If you want to bundle up a directory tree with all files and subdirectories, use the find command on the target directory. The following line of code pipes the output of the find command to cpio, which bundles all files and subdirectories in the current working directory and below:

$ find . -depth | cpio -ov > backup.cpio

If possible, don’t back up a pathname starting with a / (forward slash). Our recommendation is that you navigate to the directory above the one you want to back up and initiate the cpio command from there. For example, suppose that you want to back up the /home/oracle directory (and subdirectories and files). Use the following:

$ cd $HOME
$ cd ..
$ find oracle -depth -print | cpio -ov > orahome.cpio

In this manner, the files are placed in a directory structure that starts with the directory specified in the find command.

You can also copy a directory using cpio. The following example copies the scripts directory (and any subdirectories and files) to the /home/oracle/backup directory.
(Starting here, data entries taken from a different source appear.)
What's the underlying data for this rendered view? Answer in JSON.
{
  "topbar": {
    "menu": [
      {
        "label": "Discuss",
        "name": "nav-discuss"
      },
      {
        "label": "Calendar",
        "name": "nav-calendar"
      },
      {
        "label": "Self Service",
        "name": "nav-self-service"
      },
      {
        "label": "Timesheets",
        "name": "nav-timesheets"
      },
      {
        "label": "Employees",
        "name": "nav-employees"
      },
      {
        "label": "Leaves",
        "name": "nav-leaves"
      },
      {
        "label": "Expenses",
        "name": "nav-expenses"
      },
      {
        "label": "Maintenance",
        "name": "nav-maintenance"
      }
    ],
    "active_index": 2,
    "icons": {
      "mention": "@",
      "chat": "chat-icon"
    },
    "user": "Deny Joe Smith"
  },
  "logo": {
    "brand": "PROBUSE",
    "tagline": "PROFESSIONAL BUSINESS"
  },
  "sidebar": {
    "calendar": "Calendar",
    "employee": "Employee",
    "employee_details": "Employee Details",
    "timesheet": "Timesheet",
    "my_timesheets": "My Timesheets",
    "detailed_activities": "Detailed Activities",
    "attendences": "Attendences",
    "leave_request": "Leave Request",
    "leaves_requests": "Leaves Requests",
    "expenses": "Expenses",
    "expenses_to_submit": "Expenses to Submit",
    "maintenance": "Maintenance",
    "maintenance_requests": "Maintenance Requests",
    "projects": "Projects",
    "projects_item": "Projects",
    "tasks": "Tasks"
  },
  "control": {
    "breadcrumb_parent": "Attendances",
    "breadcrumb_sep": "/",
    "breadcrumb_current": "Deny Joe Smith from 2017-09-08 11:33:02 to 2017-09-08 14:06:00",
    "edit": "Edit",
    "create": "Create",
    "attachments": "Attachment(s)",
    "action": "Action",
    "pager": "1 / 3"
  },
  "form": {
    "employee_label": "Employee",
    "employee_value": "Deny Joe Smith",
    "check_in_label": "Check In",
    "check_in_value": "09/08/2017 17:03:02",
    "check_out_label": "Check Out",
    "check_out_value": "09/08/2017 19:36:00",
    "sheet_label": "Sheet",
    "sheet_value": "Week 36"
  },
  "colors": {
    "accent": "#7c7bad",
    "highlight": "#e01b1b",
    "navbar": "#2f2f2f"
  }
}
$ find scripts -print | cpio -pdm /home/oracle/backup

In the preceding line of code, the -p switch invokes cpio in passthrough mode (pipes output to input). The d option instructs cpio to create leading directories, and the m option preserves the original timestamp on files.

The cpio utility can also be used to copy a directory tree from one server to another. This example copies the local orascripts directory to the remote server via ssh, in which it extracts the files into the orascripts directory on the remote server:

$ find orascripts -depth -print | cpio -oaV | ssh oracle@cs-xvm ’cpio -imVd’

It is also possible to do the reverse of the preceding code: copy a directory tree from a remote server to a local server:

$ ssh oracle@cs-xvm "find orascripts -depth -print | cpio -oaV" | cpio -imVd

How It Works

The cpio utility is a flexible and effective tool for copying large amounts of files. The key to understanding how to package files with cpio is to know that it accepts as input a piped list of files from the output of commands such as ls or find. Here is the general syntax for using cpio to bundle files:

$ [ls or find command] | cpio o[other options] > filename

In addition to the examples shown in the solution section of this recipe, there are a few other use cases worth exploring. For example, you can specify that you want only those file names that match a certain pattern. This line of code bundles all SQL scripts in the scripts directory:

$ find scripts -name "*.sql" | cpio -ov > mysql.cpio

If you want to create a compressed file, pipe the output of cpio to a compression utility such as gzip:

$ find . -depth | cpio -ov | gzip > backup.cpio.gz

The -depth option tells the find command to print the directory contents before the directory. This behavior is especially useful when bundling files that are in directories with restricted permissions.

To add a file to a cpio bundle, use the -A (append) option. Also specify the -F option to specify the name of the existing cpio file. This example adds any files with the extension of .sql to an existing cpio archive named backup.cpio:

$ ls *.sql | cpio -ovAF backup.cpio

To add a directory to an existing cpio file, use the find command to specify the name of the directory. This line of code adds the backup directory to the backup.cpio file:

$ find backup | cpio -ovAF backup.cpio

6-5. Unbundling Files Using cpio

Problem

You just downloaded some software installation files, and you notice that they are bundled as cpio files. You wonder how to retrieve files from the cpio archive.

Solution

Use cpio with the idmv options when unbundling a file. The -i option instructs cpio to redirect input from an archive file. The -d and -m options are important because they instruct cpio to create directories and preserve file modification times, respectively. The -v option specifies that the file names should be printed as they are extracted.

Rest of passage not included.